The header approach has an advantage over robots.txt: it applies per-response rather than per-path, which means you can vary the policy based on the request (authenticated users versus public content, for example).

Content Signals does not replace robots.txt. Well-behaved crawlers respect both, with robots.txt as the baseline and Content Signals as an override or supplement. Bots that do not support Content Signals still see robots.txt.

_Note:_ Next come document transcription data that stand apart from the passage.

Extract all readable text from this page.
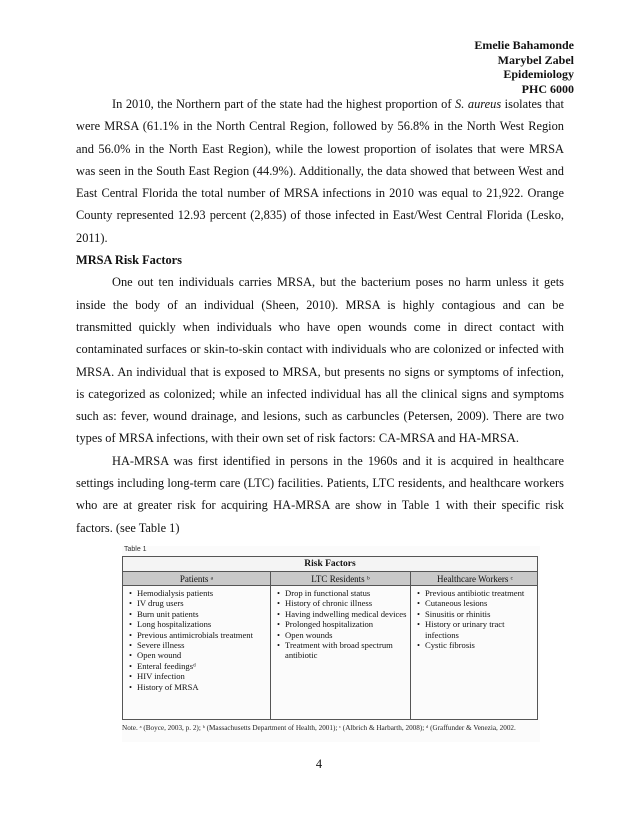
Emelie Bahamonde
Marybel Zabel
Epidemiology
PHC 6000

In 2010, the Northern part of the state had the highest proportion of S. aureus isolates that were MRSA (61.1% in the North Central Region, followed by 56.8% in the North West Region and 56.0% in the North East Region), while the lowest proportion of isolates that were MRSA was seen in the South East Region (44.9%). Additionally, the data showed that between West and East Central Florida the total number of MRSA infections in 2010 was equal to 21,922. Orange County represented 12.93 percent (2,835) of those infected in East/West Central Florida (Lesko, 2011).

MRSA Risk Factors

One out ten individuals carries MRSA, but the bacterium poses no harm unless it gets inside the body of an individual (Sheen, 2010). MRSA is highly contagious and can be transmitted quickly when individuals who have open wounds come in direct contact with contaminated surfaces or skin-to-skin contact with individuals who are colonized or infected with MRSA. An individual that is exposed to MRSA, but presents no signs or symptoms of infection, is categorized as colonized; while an infected individual has all the clinical signs and symptoms such as: fever, wound drainage, and lesions, such as carbuncles (Petersen, 2009). There are two types of MRSA infections, with their own set of risk factors: CA-MRSA and HA-MRSA.

HA-MRSA was first identified in persons in the 1960s and it is acquired in healthcare settings including long-term care (LTC) facilities. Patients, LTC residents, and healthcare workers who are at greater risk for acquiring HA-MRSA are show in Table 1 with their specific risk factors. (see Table 1)

Table 1
Risk Factors
Patients ᵃ	LTC Residents ᵇ	Healthcare Workers ᶜ
• Hemodialysis patients
• IV drug users
• Burn unit patients
• Long hospitalizations
• Previous antimicrobials treatment
• Severe illness
• Open wound
• Enteral feedingsᵈ
• HIV infection
• History of MRSA
• Drop in functional status
• History of chronic illness
• Having indwelling medical devices
• Prolonged hospitalization
• Open wounds
• Treatment with broad spectrum antibiotic
• Previous antibiotic treatment
• Cutaneous lesions
• Sinusitis or rhinitis
• History or urinary tract infections
• Cystic fibrosis
Note. ᵃ (Boyce, 2003, p. 2); ᵇ (Massachusetts Department of Health, 2001); ᶜ (Albrich & Harbarth, 2008); ᵈ (Graffunder & Venezia, 2002.
4
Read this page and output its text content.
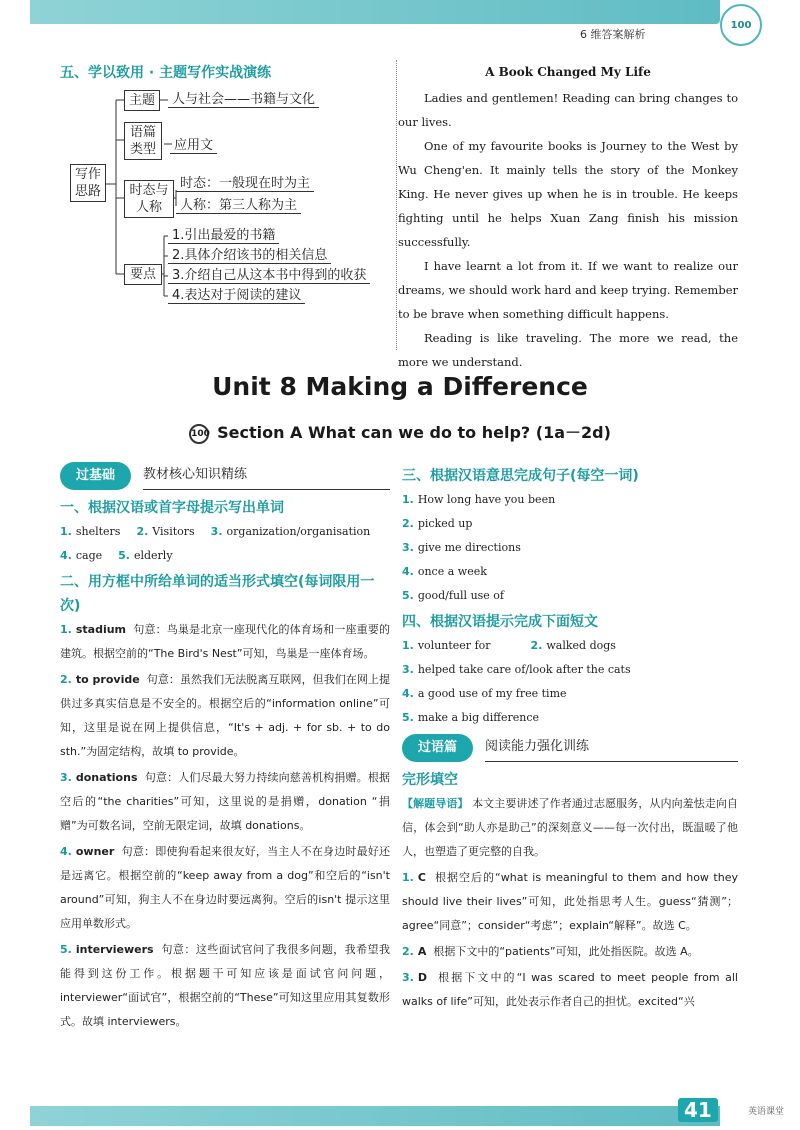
6 维答案解析
100
五、学以致用 · 主题写作实战演练
写作思路
主题	人与社会——书籍与文化
语篇类型	应用文
时态与人称
时态：一般现在时为主
人称：第三人称为主
要点
1.引出最爱的书籍
2.具体介绍该书的相关信息
3.介绍自己从这本书中得到的收获
4.表达对于阅读的建议
A Book Changed My Life

Ladies and gentlemen! Reading can bring changes to our lives.

One of my favourite books is Journey to the West by Wu Cheng'en. It mainly tells the story of the Monkey King. He never gives up when he is in trouble. He keeps fighting until he helps Xuan Zang finish his mission successfully.

I have learnt a lot from it. If we want to realize our dreams, we should work hard and keep trying. Remember to be brave when something difficult happens.

Reading is like traveling. The more we read, the more we understand.

Unit 8 Making a Difference
100 Section A What can we do to help? (1a－2d)
过基础	教材核心知识精练
一、根据汉语或首字母提示写出单词
1. shelters 2. Visitors 3. organization/organisation
4. cage 5. elderly
二、用方框中所给单词的适当形式填空(每词限用一次)
1. stadium 句意：鸟巢是北京一座现代化的体育场和一座重要的建筑。根据空前的“The Bird's Nest”可知，鸟巢是一座体育场。
2. to provide 句意：虽然我们无法脱离互联网，但我们在网上提供过多真实信息是不安全的。根据空后的“information online”可知，这里是说在网上提供信息，“It's + adj. + for sb. + to do sth.”为固定结构，故填 to provide。
3. donations 句意：人们尽最大努力持续向慈善机构捐赠。根据空后的“the charities”可知，这里说的是捐赠，donation “捐赠”为可数名词，空前无限定词，故填 donations。
4. owner 句意：即使狗看起来很友好，当主人不在身边时最好还是远离它。根据空前的“keep away from a dog”和空后的“isn't around”可知，狗主人不在身边时要远离狗。空后的isn't 提示这里应用单数形式。
5. interviewers 句意：这些面试官问了我很多问题，我希望我能得到这份工作。根据题干可知应该是面试官问问题，interviewer“面试官”，根据空前的“These”可知这里应用其复数形式。故填 interviewers。
三、根据汉语意思完成句子(每空一词)
1. How long have you been
2. picked up
3. give me directions
4. once a week
5. good/full use of
四、根据汉语提示完成下面短文
1. volunteer for	2. walked dogs
3. helped take care of/look after the cats
4. a good use of my free time
5. make a big difference
过语篇	阅读能力强化训练
完形填空
【解题导语】 本文主要讲述了作者通过志愿服务，从内向羞怯走向自信，体会到“助人亦是助己”的深刻意义——每一次付出，既温暖了他人，也塑造了更完整的自我。
1. C 根据空后的“what is meaningful to them and how they should live their lives”可知，此处指思考人生。guess“猜测”；agree“同意”；consider“考虑”；explain“解释”。故选 C。
2. A 根据下文中的“patients”可知，此处指医院。故选 A。
3. D 根据下文中的“I was scared to meet people from all walks of life”可知，此处表示作者自己的担忧。excited“兴
41	英语课堂
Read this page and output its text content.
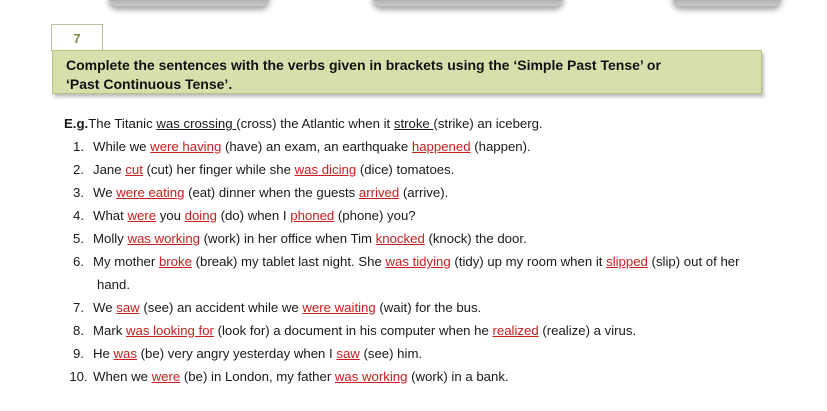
7
Complete the sentences with the verbs given in brackets using the ‘Simple Past Tense’ or
‘Past Continuous Tense’.
E.g. The Titanic was crossing (cross) the Atlantic when it stroke (strike) an iceberg.
1. While we were having (have) an exam, an earthquake happened (happen).
2. Jane cut (cut) her finger while she was dicing (dice) tomatoes.
3. We were eating (eat) dinner when the guests arrived (arrive).
4. What were you doing (do) when I phoned (phone) you?
5. Molly was working (work) in her office when Tim knocked (knock) the door.
6. My mother broke (break) my tablet last night. She was tidying (tidy) up my room when it slipped (slip) out of her
hand.
7. We saw (see) an accident while we were waiting (wait) for the bus.
8. Mark was looking for (look for) a document in his computer when he realized (realize) a virus.
9. He was (be) very angry yesterday when I saw (see) him.
10. When we were (be) in London, my father was working (work) in a bank.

Referencing llms.txt from robots.txt

There is no official standard for linking llms.txt from robots.txt, but the informal convention is a comment line:

# AI agent index
# llms-txt: https://example.com/llms.txt
# llms-full: https://example.com/llms-full.txt

Some crawlers parse these comment conventions. It is low cost to include them.

The Enforcement Gap

robots.txt is unenforceable. It is a convention, not a technical control. Any crawler can ignore it, and many commercial scrapers do. A Disallow directive in robots.txt is a statement of preference, not a barrier.

For content you genuinely need to protect from AI training or unauthorized use:

  • Authentication gates — content behind login walls is not indexable by crawlers without credentials
  • Legal agreements — Terms of Service that explicitly prohibit scraping create legal liability for violators
  • noindex meta tags<meta name="robots" content="noindex"> instructs search engines not to index a page; some AI crawlers respect this
  • Rate limiting — throttling requests from known bot user-agents limits scraping throughput

For most documentation and public content, robots.txt is the appropriate tool. It works for well-behaved crawlers — which includes all the major AI companies — and documents your policy for any future disputes.

Monitoring Bot Traffic

Understanding which AI bots are actually crawling your site helps you verify robots.txt is being respected and identify undeclared crawlers:

  • Filter your access logs for known bot user-agent strings
  • Watch for high-volume requests from cloud provider IP ranges with no matching user-agent
  • Use Cloudflare's Bot Management dashboard if your site is on Cloudflare
  • Check the Referer header on server-side rendered pages — retrieval bots often include a Referer pointing to the AI product that triggered the fetch

If you see traffic from a bot not covered by your robots.txt, look up the bot's documentation to identify its user-agent string and add an appropriate directive.